À tarde, os moradores têm sua primeira vitória: dois rebeldes morrem na piscina. Após tomar o equivalente a duas garrafas de rum com energético cada um, os jovens sofrem um colapso dentro d'água e morrem afogados. Alice, integrante do movimento "Dona Clotilde Vive", diz que o álcool é uma variável importante na guerra e pode ser o responsável por desmoronar a resistência rebelde a médio prazo. João Rolim, líder dos rebeldes, recebe tal afirmação com desdém. Em entrevista coletiva para jornalistas, ele afirmou que a festa nunca esteve tão longe de terminar e que a resistência tem a situação sob controle, ainda que admita que todos estão alcoolizados há dias.
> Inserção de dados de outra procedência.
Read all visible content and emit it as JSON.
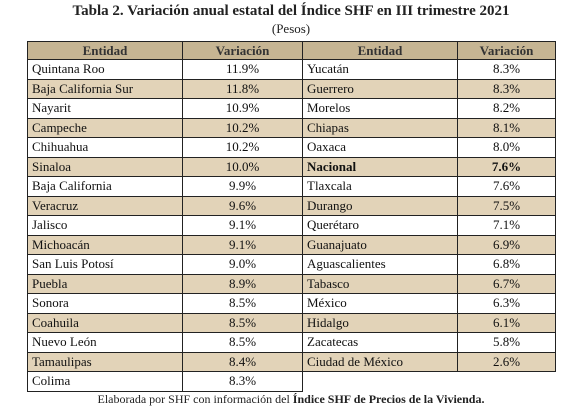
{
  "title": "Tabla 2. Variación anual estatal del Índice SHF en III trimestre 2021",
  "subtitle": "(Pesos)",
  "headers": [
    "Entidad",
    "Variación",
    "Entidad",
    "Variación"
  ],
  "left_rows": [
    [
      "Quintana Roo",
      "11.9%"
    ],
    [
      "Baja California Sur",
      "11.8%"
    ],
    [
      "Nayarit",
      "10.9%"
    ],
    [
      "Campeche",
      "10.2%"
    ],
    [
      "Chihuahua",
      "10.2%"
    ],
    [
      "Sinaloa",
      "10.0%"
    ],
    [
      "Baja California",
      "9.9%"
    ],
    [
      "Veracruz",
      "9.6%"
    ],
    [
      "Jalisco",
      "9.1%"
    ],
    [
      "Michoacán",
      "9.1%"
    ],
    [
      "San Luis Potosí",
      "9.0%"
    ],
    [
      "Puebla",
      "8.9%"
    ],
    [
      "Sonora",
      "8.5%"
    ],
    [
      "Coahuila",
      "8.5%"
    ],
    [
      "Nuevo León",
      "8.5%"
    ],
    [
      "Tamaulipas",
      "8.4%"
    ],
    [
      "Colima",
      "8.3%"
    ]
  ],
  "right_rows": [
    [
      "Yucatán",
      "8.3%"
    ],
    [
      "Guerrero",
      "8.3%"
    ],
    [
      "Morelos",
      "8.2%"
    ],
    [
      "Chiapas",
      "8.1%"
    ],
    [
      "Oaxaca",
      "8.0%"
    ],
    [
      "Nacional",
      "7.6%"
    ],
    [
      "Tlaxcala",
      "7.6%"
    ],
    [
      "Durango",
      "7.5%"
    ],
    [
      "Querétaro",
      "7.1%"
    ],
    [
      "Guanajuato",
      "6.9%"
    ],
    [
      "Aguascalientes",
      "6.8%"
    ],
    [
      "Tabasco",
      "6.7%"
    ],
    [
      "México",
      "6.3%"
    ],
    [
      "Hidalgo",
      "6.1%"
    ],
    [
      "Zacatecas",
      "5.8%"
    ],
    [
      "Ciudad de México",
      "2.6%"
    ]
  ],
  "bold_right_row": "Nacional",
  "footer": [
    "Elaborada por SHF con información del ",
    "Índice SHF de Precios de la Vivienda."
  ]
}
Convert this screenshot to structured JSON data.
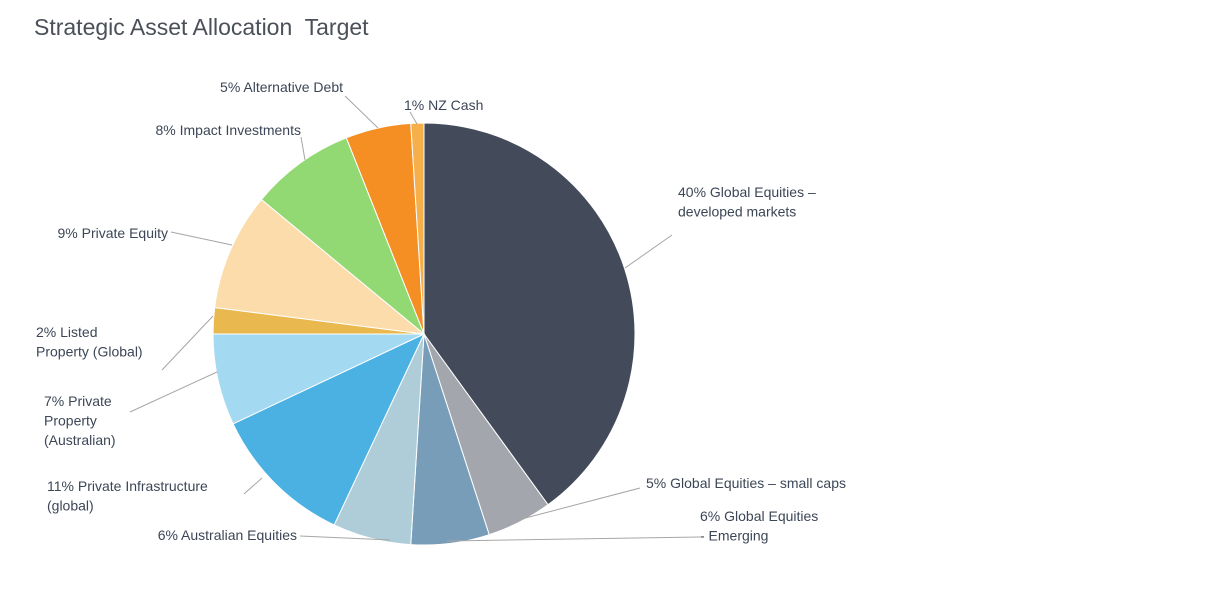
{
  "chart_data": {
    "type": "pie",
    "title": "Strategic Asset Allocation  Target",
    "start_angle_deg": 0,
    "direction": "clockwise",
    "legend": "none",
    "slices": [
      {
        "label": [
          "40% Global Equities –",
          "developed markets"
        ],
        "value": 40,
        "color": "#434b5b"
      },
      {
        "label": [
          "5% Global Equities – small caps"
        ],
        "value": 5,
        "color": "#a3a6ad"
      },
      {
        "label": [
          "6% Global Equities",
          "- Emerging"
        ],
        "value": 6,
        "color": "#789db8"
      },
      {
        "label": [
          "6% Australian Equities"
        ],
        "value": 6,
        "color": "#aecdd8"
      },
      {
        "label": [
          "11% Private Infrastructure",
          "(global)"
        ],
        "value": 11,
        "color": "#4bb1e3"
      },
      {
        "label": [
          "7% Private",
          "Property",
          "(Australian)"
        ],
        "value": 7,
        "color": "#a4d9f2"
      },
      {
        "label": [
          "2% Listed",
          "Property (Global)"
        ],
        "value": 2,
        "color": "#e9b84e"
      },
      {
        "label": [
          "9% Private Equity"
        ],
        "value": 9,
        "color": "#fbdcaa"
      },
      {
        "label": [
          "8% Impact Investments"
        ],
        "value": 8,
        "color": "#92d974"
      },
      {
        "label": [
          "5% Alternative Debt"
        ],
        "value": 5,
        "color": "#f58e23"
      },
      {
        "label": [
          "1% NZ Cash"
        ],
        "value": 1,
        "color": "#f5b04a"
      }
    ]
  }
}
Ao final da entrevista, continuou respondendo a perguntas de um repórter invisível sobre a louraça que está pegando.

***

Já faz nove dias do início do conflito e a festa ainda não tem hora para acabar. Moradores dos andares mais baixos relatam não dormir há uma semana. O confronto transforma-se numa guerra de resistência: qual dos lados aguenta mais tempo?

Às dezenove horas, tensão no salão de festas: falta luz. O síndico teve a ideia de desligar a chave de energia, deixando o salão no escuro. A bateria do MacBook dos rebeldes eventualmente acaba e a música também. Um mártir suicida do lado de fora consegue fazer passar um violão pela barreira, sendo logo depois desmembrado por velhinhas raivosas. Os rebeldes fazem uma roda de viola. Uma garota acha velas na despensa e organiza um luau. Em entrevista, o síndico diz que os rebeldes não resistirão à cerveja quente. A batalha está perto do fim.

***

Décimo dia. A condição higiênica dos banheiros leva a dois óbitos. Rebeldes colocam os corpos na geladeira, bêbados demais para lembrar que ela não funciona sem luz. Pela manhã, os primeiros despilhados cruzam a barreira, sóbrios, enjoados e pedindo, por favor, um celular para ligar para o pai vir buscar. À noite, o cheiro dos banheiros e dos corpos leva a dois desmaios, os primeiros não causados pela bebida. O grupo de revoltosos agora já é bem menor.

***

Na manhã do décimo-quinto dia os rebeldes apresentam suas condições de rendição: anulação de todas as dívidas de guerra, multas de condomínio e pendências no aluguel do salão, além de socorro imediato aos enfermos. O síndico aceita reduzir as multas em 50%, um abatimento estimado em US$ 16 bilhões. Rebeldes negam responsabilidade pelo pagamento e entregam o dono do apartamento e responsável pela festa, João Rolim, para os condôminos. Após a cerimônia de execução do líder revoltoso em praça pública, o síndico declara feriado. Ele diz à CBN que esta é uma vitória do povo sobre a opressão, da Justiça sobre a anarquia, da ordem sobre a selvageria. Uma vitória do Estado republicano, liberal, trabalhador, casado e com 2,5 filhos sobre o que ele chama de "esses guri (sic) com cocô na cabeça".